Over the decades, computer scientists have worked out computer algorithms to tackle this problem. In 1951, mathematician John von Neumann came up with a simple algorithm that works on sequences of bits. To balance a sequence between 0s and 1s, von Neumann’s algorithm groups the bits into pairs, then discards any pair in which the two bits are the same. If the two bits are different, the algorithm replaces the pair with the first bit—so, for instance, 01 would be shortened to 0. The result is a new sequence that preserves all the unpredictability of the original sequence but in which 0s and 1s appear with roughly the same frequency.
Von Neumann’s procedure throws away about 75 percent of the original sequence. Computer scientists have more recently come up with less-profligate algorithms, such as one that Noll and his colleagues designed for LavaRnd, called the Digital Blender.
“The Blender takes the original structure and chops it up and squeezes it down into a random mash of data,” Noll says.
Quantum randomness
Although chaotic systems are good sources of unpredictability, they are deterministic, at least in principle. Given a precise knowledge of the physical parameters of a given weather system, for instance, it should be possible to figure out exactly what the system is going to do.
By contrast, quantum physics—the science of subatomic particles—is intrinsically random. According to its laws, it’s impossible to know for sure what a quantum system will do. Researchers are now building random number generators that exploit this unpredictability.

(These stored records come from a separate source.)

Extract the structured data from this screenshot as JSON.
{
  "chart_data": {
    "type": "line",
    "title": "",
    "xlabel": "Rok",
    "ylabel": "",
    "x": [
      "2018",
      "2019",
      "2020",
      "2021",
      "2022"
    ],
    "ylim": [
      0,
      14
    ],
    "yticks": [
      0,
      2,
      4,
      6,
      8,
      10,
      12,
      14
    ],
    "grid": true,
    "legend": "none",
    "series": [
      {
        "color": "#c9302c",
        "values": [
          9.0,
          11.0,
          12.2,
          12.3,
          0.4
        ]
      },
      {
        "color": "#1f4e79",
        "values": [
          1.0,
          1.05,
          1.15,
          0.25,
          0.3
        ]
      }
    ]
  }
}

One such system called HotBits, created by John Walker of Fourmilab in Switzerland, generates random numbers by timing radioactive decays of Krypton-85 atoms detected by a Geiger counter. These decays happen at random intervals, quantum mechanics dictates. HotBits produces a modest 30 random numbers per second, not enough for the most number-hungry applications. However, another Swiss team has just produced a quantum random-number generator that produces 4 million random bits per second. Unlike Random.org, LavaRnd, and HotBits, this random-number generator is a commercial venture.
The new device, a matchbox-size module that can be mounted on a computer’s circuit board, is produced by id Quantique in Geneva. It operates by beaming photons of light at a semitransparent mirror. According to quantum theory, each photon has a 50 percent chance of passing through the mirror and the same chance of being reflected, making the device a quantum idealization of a coin toss. The device’s creators predict that its simplicity will appeal to potential users. Any machine has the potential to break, and if a physical random-number generator is complicated, it can be hard to tell whether it is in good working order.
“You can never definitively test that random-numbers are really random,” says Gregoire Ribordy, id Quantique’s CEO. “But this generator is so simple that it’s easy to test whether it is working properly just by testing the components.”
Some physicists argue that quantum systems are more purely random than chaotic systems are. Yet in the final analysis, quantum physics and chaos are probably equally good sources of randomness for all practical purposes, Haahr says.
To actually predict the behavior of a chaotic system like the weather, for example, “you would probably need knowledge of the position and velocity of every single molecule in the planet’s weather systems, which is of course infeasible,” he observes. “It’s hard enough to predict the weather for the next couple of days.”